It has been just over two months since the White House outlined in a memo the steps federal agencies must take ahead of the December 31, 2022 deadline by which they need to have the ability to manage all of their permanent records digitally.

So far, 98% of federal agencies have estimated that they would be able to fully manage their permanent electronic records by the end of 2019, according to the federal New Network, in compliance with a deadline for the Trump Administration's reorganization plan announced in June 2018 that ultimately requires that the National Archives and Records Administration not accept any more physical permanent records from federal agencies starting in 2023.

Physical record storage comes at a cost to taxpayers

Federal agencies themselves will be responsible for meeting the requirements specified in the plan, one of which includes that by a 2019-year-end deadline they must have the ability to manage all of their electronic records solely on a digital basis "for eventual transfer and accessioning by NARA in an electronic format," according to the memo.

In the memo, acting Office of Management and Budget Director Russ Vought and US Archivist David Ferriero argued that each year, "hundreds of millions of taxpayer dollars" and "thousands of hours" are spent on resources to store physical records.

According to a Federal Records Management Council white paper containing a cost benefit analysis regarding the digitization of records as opposed to their physical storage, the former was found to be more cost-efficient than the latter due to savings on real estate and improved information access, among other benefits.

In the event that physical records are damaged or lost, the cost to restore or recover them and associated "operational downtime can far exceed initial investments to safeguard records," compared to a "modern digitization strategy," according to the FRMC document.

cost to remediate exposed, lost or damaged records and/or recover from operational downtime can far exceed initial investments to safeguard records through a modern digitization strategy.

Federal agencies noting benefits of digitizing permanent records

At least two federal agencies – the Library of Congress and Department of Energy – have already noted the benefits that have come along with the full-digitization of their records so far.

The former has invested in a bevy of high-end document scanning technologies, including "ultrahigh-end, medium-format digital cameras" and even "floor-mounted" scanners that can quickly copy exceptionally large original documents.
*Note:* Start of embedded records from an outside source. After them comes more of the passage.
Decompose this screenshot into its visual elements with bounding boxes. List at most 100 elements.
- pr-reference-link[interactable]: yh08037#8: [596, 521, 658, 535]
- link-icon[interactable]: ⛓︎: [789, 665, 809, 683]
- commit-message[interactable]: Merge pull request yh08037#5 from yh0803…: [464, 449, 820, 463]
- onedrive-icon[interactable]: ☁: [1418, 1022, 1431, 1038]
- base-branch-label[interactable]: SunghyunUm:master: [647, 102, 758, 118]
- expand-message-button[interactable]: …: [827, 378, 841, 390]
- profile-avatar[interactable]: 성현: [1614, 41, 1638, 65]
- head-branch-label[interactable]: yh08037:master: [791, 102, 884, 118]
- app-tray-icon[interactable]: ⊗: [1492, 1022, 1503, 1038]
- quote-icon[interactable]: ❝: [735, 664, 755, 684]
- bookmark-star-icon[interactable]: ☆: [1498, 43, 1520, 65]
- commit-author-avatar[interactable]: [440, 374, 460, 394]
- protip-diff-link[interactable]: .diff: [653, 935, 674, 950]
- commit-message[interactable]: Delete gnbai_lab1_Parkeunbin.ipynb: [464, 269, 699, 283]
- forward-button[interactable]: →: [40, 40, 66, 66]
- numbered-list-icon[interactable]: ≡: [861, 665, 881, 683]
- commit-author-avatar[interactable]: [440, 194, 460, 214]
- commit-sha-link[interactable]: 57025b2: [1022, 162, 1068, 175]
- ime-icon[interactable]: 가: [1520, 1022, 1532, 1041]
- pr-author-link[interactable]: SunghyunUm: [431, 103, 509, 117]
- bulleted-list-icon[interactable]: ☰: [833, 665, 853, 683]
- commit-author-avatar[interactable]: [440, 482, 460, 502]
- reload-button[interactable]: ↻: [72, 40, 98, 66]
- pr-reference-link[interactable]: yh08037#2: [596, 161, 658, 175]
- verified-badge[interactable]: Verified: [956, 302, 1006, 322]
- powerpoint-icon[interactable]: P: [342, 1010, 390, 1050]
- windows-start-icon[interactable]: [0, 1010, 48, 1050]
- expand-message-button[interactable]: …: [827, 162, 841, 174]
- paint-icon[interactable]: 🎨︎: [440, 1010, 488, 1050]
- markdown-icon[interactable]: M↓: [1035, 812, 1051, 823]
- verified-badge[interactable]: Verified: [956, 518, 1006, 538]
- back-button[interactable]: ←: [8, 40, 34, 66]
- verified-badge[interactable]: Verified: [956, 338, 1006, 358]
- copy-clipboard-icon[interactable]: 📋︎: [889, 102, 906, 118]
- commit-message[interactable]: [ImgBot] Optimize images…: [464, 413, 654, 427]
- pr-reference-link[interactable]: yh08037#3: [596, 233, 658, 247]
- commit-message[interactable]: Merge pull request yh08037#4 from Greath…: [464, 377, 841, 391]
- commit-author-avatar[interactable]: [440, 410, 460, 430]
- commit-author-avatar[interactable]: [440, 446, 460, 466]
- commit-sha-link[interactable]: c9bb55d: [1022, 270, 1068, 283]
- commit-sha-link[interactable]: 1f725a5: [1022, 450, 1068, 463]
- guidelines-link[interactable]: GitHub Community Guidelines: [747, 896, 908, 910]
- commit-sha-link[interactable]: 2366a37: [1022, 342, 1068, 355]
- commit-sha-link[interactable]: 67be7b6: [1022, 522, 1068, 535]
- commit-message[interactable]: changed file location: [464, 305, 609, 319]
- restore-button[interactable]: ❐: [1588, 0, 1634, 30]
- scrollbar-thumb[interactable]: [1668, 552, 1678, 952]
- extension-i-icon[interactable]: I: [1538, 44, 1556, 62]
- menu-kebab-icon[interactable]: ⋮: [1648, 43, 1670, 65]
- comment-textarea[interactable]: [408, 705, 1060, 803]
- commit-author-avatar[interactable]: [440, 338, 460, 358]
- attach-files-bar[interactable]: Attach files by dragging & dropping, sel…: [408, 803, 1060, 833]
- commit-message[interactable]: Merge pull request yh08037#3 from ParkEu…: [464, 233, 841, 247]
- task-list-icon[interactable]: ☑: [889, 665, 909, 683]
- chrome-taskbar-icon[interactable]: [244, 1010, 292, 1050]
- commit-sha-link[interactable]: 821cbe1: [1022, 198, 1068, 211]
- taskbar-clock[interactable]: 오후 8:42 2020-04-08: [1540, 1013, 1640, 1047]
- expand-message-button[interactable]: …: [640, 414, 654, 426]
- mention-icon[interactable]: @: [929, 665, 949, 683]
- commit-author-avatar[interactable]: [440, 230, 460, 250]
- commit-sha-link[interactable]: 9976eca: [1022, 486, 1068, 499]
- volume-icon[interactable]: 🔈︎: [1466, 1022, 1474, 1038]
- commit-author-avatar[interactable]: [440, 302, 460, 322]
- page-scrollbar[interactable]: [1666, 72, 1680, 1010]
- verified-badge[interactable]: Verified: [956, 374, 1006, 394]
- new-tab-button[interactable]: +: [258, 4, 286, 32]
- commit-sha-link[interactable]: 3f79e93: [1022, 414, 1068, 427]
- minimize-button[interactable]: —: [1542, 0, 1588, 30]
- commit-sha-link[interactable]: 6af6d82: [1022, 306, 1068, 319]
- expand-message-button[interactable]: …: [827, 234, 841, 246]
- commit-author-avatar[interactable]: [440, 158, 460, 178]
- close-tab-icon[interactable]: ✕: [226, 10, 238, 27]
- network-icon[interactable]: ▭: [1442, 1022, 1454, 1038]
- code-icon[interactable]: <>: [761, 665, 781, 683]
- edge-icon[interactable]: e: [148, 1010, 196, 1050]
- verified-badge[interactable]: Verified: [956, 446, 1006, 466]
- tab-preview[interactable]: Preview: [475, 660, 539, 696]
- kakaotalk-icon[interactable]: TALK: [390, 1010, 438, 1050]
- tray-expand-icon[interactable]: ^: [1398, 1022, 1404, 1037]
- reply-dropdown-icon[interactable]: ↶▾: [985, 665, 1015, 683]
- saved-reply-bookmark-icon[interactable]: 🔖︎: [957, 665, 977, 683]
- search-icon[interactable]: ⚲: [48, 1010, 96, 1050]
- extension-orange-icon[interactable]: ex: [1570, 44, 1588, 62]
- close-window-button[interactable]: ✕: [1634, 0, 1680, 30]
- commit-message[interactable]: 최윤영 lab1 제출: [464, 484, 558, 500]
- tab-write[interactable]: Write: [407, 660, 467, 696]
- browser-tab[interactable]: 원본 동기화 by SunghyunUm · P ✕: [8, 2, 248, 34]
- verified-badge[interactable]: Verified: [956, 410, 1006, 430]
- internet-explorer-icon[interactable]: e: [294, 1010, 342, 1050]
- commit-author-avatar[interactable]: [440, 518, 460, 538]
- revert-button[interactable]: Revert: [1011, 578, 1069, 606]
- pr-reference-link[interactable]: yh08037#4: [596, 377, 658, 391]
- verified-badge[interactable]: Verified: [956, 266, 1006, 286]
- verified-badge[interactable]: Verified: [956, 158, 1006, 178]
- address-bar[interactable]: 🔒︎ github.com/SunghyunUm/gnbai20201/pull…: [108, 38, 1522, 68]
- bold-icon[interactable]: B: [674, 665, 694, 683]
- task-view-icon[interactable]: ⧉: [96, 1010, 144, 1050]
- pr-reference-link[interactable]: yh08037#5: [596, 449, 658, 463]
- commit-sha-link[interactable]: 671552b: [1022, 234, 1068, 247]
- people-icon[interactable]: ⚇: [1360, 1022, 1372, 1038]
Some of the benefits of modern scanning technology noted by those at the Library include the ability to allow for clearer viewing of faded colors and texts on original documents, such as Thomas Jefferson's use of the word "subjects," and not "citizens" (as originally thought) in the Declaration of Independence, for example.

According to Thomas Rieger, manager of digitization services at the Library of Congress, using the highest-quality scanning equipment in turn translates to a relatively lower cost per image.

At the Department of Energy, electronic recordkeeping in recent years has made both employees' and internal customers' work much more efficient when it comes to the time and effort required to access documents, one DOE employee observed.